Objective-To determine potency and selectivity of nonsteroidal anti-inflammatory drugs (NSAID) and cyclcoxygenase- (COX-) specific inhibitors in whole blood from horses, dogs, and cats. Sample Population-Blood samples from 30 healthy horses, 48 healthy dogs, and 9 healthy cats. Procedure-Activities of COX-1 and COX-2 were determined by measuring coagulation-induced thromboxane B-2 and lipopolysaccharide-induced prostaglandin E-2 concentrations, respectively, in whole blood with and without the addition of various concentrations of phenylbutazone, flunixin meglumine, ketoprofen, diclofenac, indomethacin, meloxicam, carprofen, 5-bromo-2[4-fluorophenyl]-3-[4-methylsulfonylphenyl]-thiophene (DuP 697), 5,5-dimethyl-3-(3-fluorophenyl)-4-(4-methylsulphonyl) phenyl-2(5H)-furan one (DFU), 3-(3,4-difluorophenyl)-4-(4-(methylsulfonyl)phenyl)-2-(5H)-furanone (MF-tricyclic), and celecoxib.

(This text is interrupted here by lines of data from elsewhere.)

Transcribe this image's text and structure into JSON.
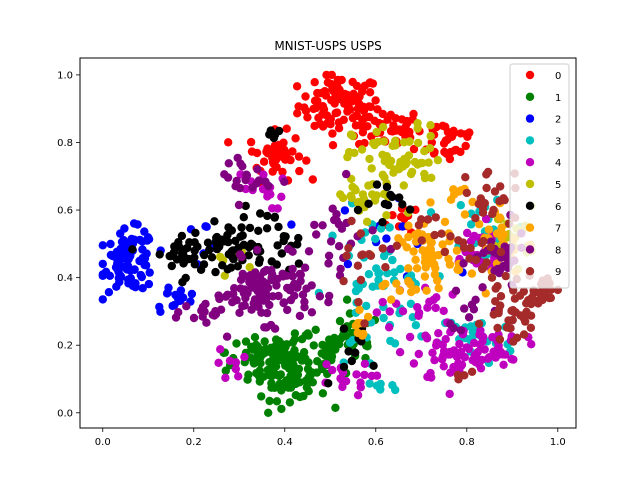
{
  "chart_data": {
    "type": "scatter",
    "title": "MNIST-USPS USPS",
    "xlabel": "",
    "ylabel": "",
    "xlim": [
      -0.05,
      1.04
    ],
    "ylim": [
      -0.045,
      1.05
    ],
    "xticks": [
      "0.0",
      "0.2",
      "0.4",
      "0.6",
      "0.8",
      "1.0"
    ],
    "yticks": [
      "0.0",
      "0.2",
      "0.4",
      "0.6",
      "0.8",
      "1.0"
    ],
    "xtick_values": [
      0,
      0.2,
      0.4,
      0.6,
      0.8,
      1.0
    ],
    "ytick_values": [
      0,
      0.2,
      0.4,
      0.6,
      0.8,
      1.0
    ],
    "grid": false,
    "legend_position": "top-right",
    "series": [
      {
        "name": "0",
        "color": "#ff0000",
        "clusters": [
          {
            "cx": 0.52,
            "cy": 0.91,
            "sx": 0.045,
            "sy": 0.045,
            "n": 90
          },
          {
            "cx": 0.63,
            "cy": 0.84,
            "sx": 0.035,
            "sy": 0.03,
            "n": 40
          },
          {
            "cx": 0.76,
            "cy": 0.81,
            "sx": 0.035,
            "sy": 0.035,
            "n": 30
          },
          {
            "cx": 0.38,
            "cy": 0.76,
            "sx": 0.03,
            "sy": 0.035,
            "n": 45
          },
          {
            "cx": 0.66,
            "cy": 0.58,
            "sx": 0.025,
            "sy": 0.03,
            "n": 12
          }
        ]
      },
      {
        "name": "1",
        "color": "#008000",
        "clusters": [
          {
            "cx": 0.41,
            "cy": 0.13,
            "sx": 0.045,
            "sy": 0.045,
            "n": 110
          },
          {
            "cx": 0.35,
            "cy": 0.18,
            "sx": 0.04,
            "sy": 0.03,
            "n": 40
          },
          {
            "cx": 0.55,
            "cy": 0.22,
            "sx": 0.03,
            "sy": 0.035,
            "n": 25
          },
          {
            "cx": 0.48,
            "cy": 0.17,
            "sx": 0.025,
            "sy": 0.04,
            "n": 20
          }
        ]
      },
      {
        "name": "2",
        "color": "#0000ff",
        "clusters": [
          {
            "cx": 0.06,
            "cy": 0.45,
            "sx": 0.028,
            "sy": 0.045,
            "n": 90
          },
          {
            "cx": 0.16,
            "cy": 0.34,
            "sx": 0.025,
            "sy": 0.02,
            "n": 15
          },
          {
            "cx": 0.22,
            "cy": 0.52,
            "sx": 0.02,
            "sy": 0.02,
            "n": 6
          },
          {
            "cx": 0.6,
            "cy": 0.55,
            "sx": 0.08,
            "sy": 0.08,
            "n": 12
          }
        ]
      },
      {
        "name": "3",
        "color": "#00bfbf",
        "clusters": [
          {
            "cx": 0.6,
            "cy": 0.35,
            "sx": 0.06,
            "sy": 0.12,
            "n": 60
          },
          {
            "cx": 0.82,
            "cy": 0.22,
            "sx": 0.04,
            "sy": 0.04,
            "n": 25
          },
          {
            "cx": 0.85,
            "cy": 0.55,
            "sx": 0.04,
            "sy": 0.06,
            "n": 20
          },
          {
            "cx": 0.6,
            "cy": 0.08,
            "sx": 0.02,
            "sy": 0.02,
            "n": 5
          }
        ]
      },
      {
        "name": "4",
        "color": "#bf00bf",
        "clusters": [
          {
            "cx": 0.77,
            "cy": 0.17,
            "sx": 0.04,
            "sy": 0.04,
            "n": 50
          },
          {
            "cx": 0.87,
            "cy": 0.2,
            "sx": 0.03,
            "sy": 0.03,
            "n": 30
          },
          {
            "cx": 0.82,
            "cy": 0.48,
            "sx": 0.035,
            "sy": 0.04,
            "n": 30
          },
          {
            "cx": 0.52,
            "cy": 0.1,
            "sx": 0.035,
            "sy": 0.025,
            "n": 18
          },
          {
            "cx": 0.34,
            "cy": 0.66,
            "sx": 0.03,
            "sy": 0.03,
            "n": 15
          },
          {
            "cx": 0.3,
            "cy": 0.14,
            "sx": 0.025,
            "sy": 0.025,
            "n": 8
          },
          {
            "cx": 0.68,
            "cy": 0.3,
            "sx": 0.04,
            "sy": 0.05,
            "n": 25
          }
        ]
      },
      {
        "name": "5",
        "color": "#bfbf00",
        "clusters": [
          {
            "cx": 0.65,
            "cy": 0.75,
            "sx": 0.05,
            "sy": 0.05,
            "n": 60
          },
          {
            "cx": 0.58,
            "cy": 0.63,
            "sx": 0.04,
            "sy": 0.04,
            "n": 25
          },
          {
            "cx": 0.9,
            "cy": 0.53,
            "sx": 0.025,
            "sy": 0.04,
            "n": 20
          },
          {
            "cx": 0.28,
            "cy": 0.45,
            "sx": 0.02,
            "sy": 0.02,
            "n": 6
          }
        ]
      },
      {
        "name": "6",
        "color": "#000000",
        "clusters": [
          {
            "cx": 0.27,
            "cy": 0.49,
            "sx": 0.035,
            "sy": 0.035,
            "n": 40
          },
          {
            "cx": 0.17,
            "cy": 0.47,
            "sx": 0.035,
            "sy": 0.035,
            "n": 30
          },
          {
            "cx": 0.37,
            "cy": 0.5,
            "sx": 0.035,
            "sy": 0.05,
            "n": 30
          },
          {
            "cx": 0.37,
            "cy": 0.82,
            "sx": 0.015,
            "sy": 0.01,
            "n": 5
          },
          {
            "cx": 0.65,
            "cy": 0.62,
            "sx": 0.04,
            "sy": 0.04,
            "n": 12
          },
          {
            "cx": 0.55,
            "cy": 0.2,
            "sx": 0.04,
            "sy": 0.04,
            "n": 10
          }
        ]
      },
      {
        "name": "7",
        "color": "#ffa500",
        "clusters": [
          {
            "cx": 0.72,
            "cy": 0.46,
            "sx": 0.035,
            "sy": 0.045,
            "n": 55
          },
          {
            "cx": 0.88,
            "cy": 0.5,
            "sx": 0.03,
            "sy": 0.05,
            "n": 25
          },
          {
            "cx": 0.78,
            "cy": 0.63,
            "sx": 0.025,
            "sy": 0.03,
            "n": 10
          },
          {
            "cx": 0.58,
            "cy": 0.25,
            "sx": 0.03,
            "sy": 0.04,
            "n": 8
          },
          {
            "cx": 0.64,
            "cy": 0.35,
            "sx": 0.02,
            "sy": 0.03,
            "n": 5
          }
        ]
      },
      {
        "name": "8",
        "color": "#800080",
        "clusters": [
          {
            "cx": 0.36,
            "cy": 0.36,
            "sx": 0.05,
            "sy": 0.045,
            "n": 100
          },
          {
            "cx": 0.24,
            "cy": 0.3,
            "sx": 0.03,
            "sy": 0.03,
            "n": 20
          },
          {
            "cx": 0.87,
            "cy": 0.44,
            "sx": 0.03,
            "sy": 0.05,
            "n": 30
          },
          {
            "cx": 0.31,
            "cy": 0.7,
            "sx": 0.03,
            "sy": 0.04,
            "n": 20
          },
          {
            "cx": 0.52,
            "cy": 0.5,
            "sx": 0.05,
            "sy": 0.08,
            "n": 25
          },
          {
            "cx": 0.8,
            "cy": 0.3,
            "sx": 0.03,
            "sy": 0.04,
            "n": 10
          }
        ]
      },
      {
        "name": "9",
        "color": "#a52a2a",
        "clusters": [
          {
            "cx": 0.9,
            "cy": 0.3,
            "sx": 0.03,
            "sy": 0.04,
            "n": 40
          },
          {
            "cx": 0.97,
            "cy": 0.37,
            "sx": 0.02,
            "sy": 0.02,
            "n": 20
          },
          {
            "cx": 0.85,
            "cy": 0.65,
            "sx": 0.03,
            "sy": 0.04,
            "n": 20
          },
          {
            "cx": 0.83,
            "cy": 0.5,
            "sx": 0.03,
            "sy": 0.05,
            "n": 15
          },
          {
            "cx": 0.57,
            "cy": 0.45,
            "sx": 0.04,
            "sy": 0.08,
            "n": 15
          },
          {
            "cx": 0.71,
            "cy": 0.54,
            "sx": 0.025,
            "sy": 0.03,
            "n": 10
          },
          {
            "cx": 0.78,
            "cy": 0.1,
            "sx": 0.015,
            "sy": 0.02,
            "n": 4
          }
        ]
      }
    ]
  }
}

Potency of each test compound was determined by calculating the concentration that resulted in inhibition of 50% of COX activity (IC50)Selectivity was determined by calculating the ratio of IC50 for COX-1 to IC50 for COX-2 (COX-1/COX-2 ratio). Results-The novel compound DFU was the most selective COX-2 inhibitor in equine, canine, and feline blood; COX-1/COX-2 ratios were 77.5, 74, and 69, respectively. Carprofen was the weakest inhibitor of COX-2, compared with the other COX-2 selective inhibitors, and did not inhibit COX-2 activity in equine blood, In contrast, NSAID such as phenylbutazone and flunixin meglumine were more potent inhibitors of COX-1 than COX-2 in canine and equine blood. Conclusions and Clinical Relevance-The novel COX-2 inhibitor DFU was more potent and selective in canine, equine, and feline blood, compared with phenylbutazone, flunixin meglumine, and carprofen. Compounds that specifically inhibit COX-2 may result in a lower incidence of adverse effects, compared with NSAID, when administered at therapeutic dosages to horses, dogs, and cats.